Lo peor de mi situación -permíteme este pequeño prólogo ambiental- es saber que la muerte se acerca minuto a minuto, que tus días tienen un límite prefijado e ineludible que para colmo desconoces con exactitud. Los últimos meses de reflexión me han permitido concluir que, por lo demás, morir no es malo. Incluso, si ocurre de repente, puede ser bueno: ojalá, cuando llegue tu turno, no tengas tiempo de darte cuenta, puedo asegurarte que soy sincero al desearte esa paz que a mí me ha sido negada. Pero las cosas son como son, y aquí estoy: química a punto de pudrirse por la azarosa enfermedad que pretende frustrar la terminación de mi trabajo… que acabaría por frustrarla de no ser por ti. Porque ocurre que vas a vencer a la muerte en mi lugar. Gracias a tu colaboración, mi obra, que hasta la actual situación dramática he ocultado con celo obsesivo -es lógico: me iba la vida en ello-, obtendrá por fin el reconocimiento que merece. No se trata de un frivolo cambio de criterio: el anuncio del fin ha despertado en mí un inaudito afán de pervivencia, y hacer público mi pasado es la única forma de permanecer, aunque sea como el peor de los hombres, en la memoria colectiva. Tú me darás a conocer y, a cambio, culminarás tu propia carrera de salvador de la humanidad. De alguna manera, lo que soñamos tantas veces en nuestra juventud: los dos cruzando juntos el umbral de la gloria.

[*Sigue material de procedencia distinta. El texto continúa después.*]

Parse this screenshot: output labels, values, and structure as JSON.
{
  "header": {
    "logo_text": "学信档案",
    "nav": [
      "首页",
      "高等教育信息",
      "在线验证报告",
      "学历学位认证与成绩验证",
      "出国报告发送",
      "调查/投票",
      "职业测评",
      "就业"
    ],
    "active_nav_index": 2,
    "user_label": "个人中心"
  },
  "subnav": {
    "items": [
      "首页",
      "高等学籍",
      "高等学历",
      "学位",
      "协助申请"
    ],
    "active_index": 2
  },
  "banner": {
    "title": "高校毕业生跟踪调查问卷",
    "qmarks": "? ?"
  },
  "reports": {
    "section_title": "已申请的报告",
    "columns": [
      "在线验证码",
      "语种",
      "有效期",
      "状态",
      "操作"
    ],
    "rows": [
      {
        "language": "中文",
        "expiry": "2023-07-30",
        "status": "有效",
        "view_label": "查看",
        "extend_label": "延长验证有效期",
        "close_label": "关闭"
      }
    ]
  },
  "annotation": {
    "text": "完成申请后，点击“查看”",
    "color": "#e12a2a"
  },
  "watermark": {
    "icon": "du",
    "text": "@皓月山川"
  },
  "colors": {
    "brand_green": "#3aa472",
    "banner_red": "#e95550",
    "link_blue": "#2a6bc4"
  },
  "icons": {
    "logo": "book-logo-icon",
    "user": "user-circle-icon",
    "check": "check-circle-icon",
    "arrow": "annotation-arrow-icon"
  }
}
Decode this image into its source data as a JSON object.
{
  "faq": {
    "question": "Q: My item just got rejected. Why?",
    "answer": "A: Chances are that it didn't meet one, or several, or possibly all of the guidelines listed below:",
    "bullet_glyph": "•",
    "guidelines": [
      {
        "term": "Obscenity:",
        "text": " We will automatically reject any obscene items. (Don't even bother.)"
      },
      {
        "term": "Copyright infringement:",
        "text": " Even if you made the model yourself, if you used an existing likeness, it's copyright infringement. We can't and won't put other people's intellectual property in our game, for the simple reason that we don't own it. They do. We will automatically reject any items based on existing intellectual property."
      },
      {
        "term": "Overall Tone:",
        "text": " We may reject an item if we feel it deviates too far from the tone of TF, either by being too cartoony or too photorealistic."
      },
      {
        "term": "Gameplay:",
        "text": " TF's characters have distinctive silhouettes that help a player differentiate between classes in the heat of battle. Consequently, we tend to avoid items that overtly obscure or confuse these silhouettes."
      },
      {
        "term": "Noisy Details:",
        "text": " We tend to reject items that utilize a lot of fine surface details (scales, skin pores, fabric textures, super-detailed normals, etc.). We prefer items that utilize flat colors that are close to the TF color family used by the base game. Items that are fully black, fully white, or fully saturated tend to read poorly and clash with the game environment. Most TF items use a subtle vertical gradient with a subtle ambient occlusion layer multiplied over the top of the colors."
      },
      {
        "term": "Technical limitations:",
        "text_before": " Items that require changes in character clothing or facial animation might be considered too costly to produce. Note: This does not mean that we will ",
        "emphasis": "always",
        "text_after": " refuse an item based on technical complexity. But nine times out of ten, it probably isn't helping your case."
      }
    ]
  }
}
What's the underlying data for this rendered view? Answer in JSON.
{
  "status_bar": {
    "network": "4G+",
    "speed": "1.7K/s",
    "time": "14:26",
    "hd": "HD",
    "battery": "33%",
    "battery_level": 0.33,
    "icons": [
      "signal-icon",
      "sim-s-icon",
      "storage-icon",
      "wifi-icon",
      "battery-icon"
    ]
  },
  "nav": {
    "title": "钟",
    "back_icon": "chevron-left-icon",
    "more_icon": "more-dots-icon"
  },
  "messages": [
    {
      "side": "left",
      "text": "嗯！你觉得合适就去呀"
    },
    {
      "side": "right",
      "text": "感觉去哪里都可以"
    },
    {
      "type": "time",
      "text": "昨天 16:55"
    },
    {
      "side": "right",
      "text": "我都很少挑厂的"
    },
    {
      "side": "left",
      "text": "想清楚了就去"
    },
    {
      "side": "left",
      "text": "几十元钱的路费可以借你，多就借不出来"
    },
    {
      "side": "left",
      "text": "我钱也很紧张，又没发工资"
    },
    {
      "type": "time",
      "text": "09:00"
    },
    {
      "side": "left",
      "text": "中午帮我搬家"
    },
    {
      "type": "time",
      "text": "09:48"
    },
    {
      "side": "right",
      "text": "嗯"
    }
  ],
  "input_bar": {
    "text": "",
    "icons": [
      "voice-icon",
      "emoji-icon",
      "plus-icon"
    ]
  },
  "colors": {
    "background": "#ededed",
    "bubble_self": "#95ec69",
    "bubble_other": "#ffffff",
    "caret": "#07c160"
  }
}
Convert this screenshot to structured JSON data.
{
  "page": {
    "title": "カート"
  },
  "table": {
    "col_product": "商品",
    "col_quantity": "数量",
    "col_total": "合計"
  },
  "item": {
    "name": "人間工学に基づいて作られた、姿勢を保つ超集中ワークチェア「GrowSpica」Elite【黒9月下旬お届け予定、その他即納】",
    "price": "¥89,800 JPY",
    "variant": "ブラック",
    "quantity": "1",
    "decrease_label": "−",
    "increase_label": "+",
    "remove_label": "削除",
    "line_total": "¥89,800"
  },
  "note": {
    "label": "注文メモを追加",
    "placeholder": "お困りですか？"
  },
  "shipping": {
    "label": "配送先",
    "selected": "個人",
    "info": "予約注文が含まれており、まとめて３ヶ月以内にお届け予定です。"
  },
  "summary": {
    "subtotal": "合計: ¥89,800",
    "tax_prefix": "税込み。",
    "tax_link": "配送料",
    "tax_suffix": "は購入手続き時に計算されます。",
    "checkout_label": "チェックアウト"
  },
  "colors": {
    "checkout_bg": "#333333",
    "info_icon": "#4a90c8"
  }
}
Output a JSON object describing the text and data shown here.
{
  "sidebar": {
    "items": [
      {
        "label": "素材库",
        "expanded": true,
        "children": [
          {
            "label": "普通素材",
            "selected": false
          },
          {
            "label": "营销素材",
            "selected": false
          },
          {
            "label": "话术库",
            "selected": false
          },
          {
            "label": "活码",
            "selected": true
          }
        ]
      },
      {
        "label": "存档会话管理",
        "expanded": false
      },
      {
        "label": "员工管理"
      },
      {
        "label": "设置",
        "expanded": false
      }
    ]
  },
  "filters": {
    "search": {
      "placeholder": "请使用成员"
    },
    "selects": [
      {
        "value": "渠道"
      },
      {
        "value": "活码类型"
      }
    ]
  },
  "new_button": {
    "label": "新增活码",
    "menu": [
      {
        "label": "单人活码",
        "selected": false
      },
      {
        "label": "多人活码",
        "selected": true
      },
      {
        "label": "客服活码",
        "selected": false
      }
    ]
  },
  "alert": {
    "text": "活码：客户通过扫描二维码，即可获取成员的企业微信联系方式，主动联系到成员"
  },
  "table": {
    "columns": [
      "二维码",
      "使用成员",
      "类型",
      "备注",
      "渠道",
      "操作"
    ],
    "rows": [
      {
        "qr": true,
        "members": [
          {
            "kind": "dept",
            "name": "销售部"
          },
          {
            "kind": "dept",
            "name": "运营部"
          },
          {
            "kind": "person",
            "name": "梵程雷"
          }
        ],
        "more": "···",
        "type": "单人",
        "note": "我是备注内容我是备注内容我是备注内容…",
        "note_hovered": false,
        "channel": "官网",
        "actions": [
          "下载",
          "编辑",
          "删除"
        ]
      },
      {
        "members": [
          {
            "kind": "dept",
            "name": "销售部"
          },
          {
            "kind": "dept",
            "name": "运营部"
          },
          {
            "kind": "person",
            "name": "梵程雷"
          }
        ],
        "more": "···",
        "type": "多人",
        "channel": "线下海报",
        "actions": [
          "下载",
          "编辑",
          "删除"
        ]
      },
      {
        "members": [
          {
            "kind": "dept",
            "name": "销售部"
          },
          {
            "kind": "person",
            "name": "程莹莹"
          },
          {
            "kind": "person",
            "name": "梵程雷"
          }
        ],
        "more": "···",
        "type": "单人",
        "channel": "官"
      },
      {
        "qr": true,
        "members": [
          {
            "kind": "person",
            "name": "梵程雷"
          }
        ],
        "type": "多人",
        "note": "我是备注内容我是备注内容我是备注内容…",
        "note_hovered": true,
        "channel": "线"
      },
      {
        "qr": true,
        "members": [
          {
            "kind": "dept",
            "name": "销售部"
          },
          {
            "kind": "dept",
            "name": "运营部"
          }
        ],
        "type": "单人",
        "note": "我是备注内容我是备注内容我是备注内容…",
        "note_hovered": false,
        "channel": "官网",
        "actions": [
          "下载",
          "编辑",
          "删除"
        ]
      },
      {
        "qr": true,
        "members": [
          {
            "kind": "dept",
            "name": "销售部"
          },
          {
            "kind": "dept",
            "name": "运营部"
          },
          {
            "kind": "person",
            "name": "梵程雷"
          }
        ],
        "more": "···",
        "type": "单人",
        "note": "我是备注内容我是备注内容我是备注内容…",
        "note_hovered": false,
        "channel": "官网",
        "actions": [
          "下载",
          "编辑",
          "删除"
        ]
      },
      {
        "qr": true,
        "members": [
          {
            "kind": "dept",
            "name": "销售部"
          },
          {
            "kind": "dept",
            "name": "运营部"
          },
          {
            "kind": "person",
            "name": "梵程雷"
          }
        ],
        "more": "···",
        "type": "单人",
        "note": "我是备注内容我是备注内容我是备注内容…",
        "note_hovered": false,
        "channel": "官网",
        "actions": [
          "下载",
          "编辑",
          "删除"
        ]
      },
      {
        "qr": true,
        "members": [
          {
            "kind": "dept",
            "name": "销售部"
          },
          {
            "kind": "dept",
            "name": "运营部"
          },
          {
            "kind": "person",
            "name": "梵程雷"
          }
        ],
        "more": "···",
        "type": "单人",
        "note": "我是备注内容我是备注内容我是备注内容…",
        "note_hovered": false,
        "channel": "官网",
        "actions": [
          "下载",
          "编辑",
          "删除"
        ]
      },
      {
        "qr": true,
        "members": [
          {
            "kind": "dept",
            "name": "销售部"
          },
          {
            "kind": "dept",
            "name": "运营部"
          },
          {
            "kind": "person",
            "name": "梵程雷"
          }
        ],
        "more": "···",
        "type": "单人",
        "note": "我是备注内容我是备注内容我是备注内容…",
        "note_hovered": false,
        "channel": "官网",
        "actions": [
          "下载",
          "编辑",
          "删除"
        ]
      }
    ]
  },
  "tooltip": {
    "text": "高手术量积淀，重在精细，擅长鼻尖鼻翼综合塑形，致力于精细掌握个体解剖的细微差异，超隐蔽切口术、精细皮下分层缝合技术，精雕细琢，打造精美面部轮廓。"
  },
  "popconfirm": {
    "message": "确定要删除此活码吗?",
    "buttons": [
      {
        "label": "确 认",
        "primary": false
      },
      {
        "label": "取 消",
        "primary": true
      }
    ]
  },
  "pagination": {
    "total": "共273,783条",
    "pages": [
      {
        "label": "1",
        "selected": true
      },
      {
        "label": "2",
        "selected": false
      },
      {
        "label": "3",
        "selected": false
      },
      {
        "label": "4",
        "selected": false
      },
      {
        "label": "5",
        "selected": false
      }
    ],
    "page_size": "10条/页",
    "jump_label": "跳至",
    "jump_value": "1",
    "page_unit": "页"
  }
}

Por supuesto, sería más cómodo contártelo todo en persona, pero debo ser cauteloso: quiero la fama, no pasar el resto de mis días en prisión. Por eso debo insistir en llevar la iniciativa de nuestra insólita conversación. Y hablando de eso, basta de charla: ambos sabemos que, efectivamente, una imagen vale más que mil palabras, y ha llegado el momento de darte la primera.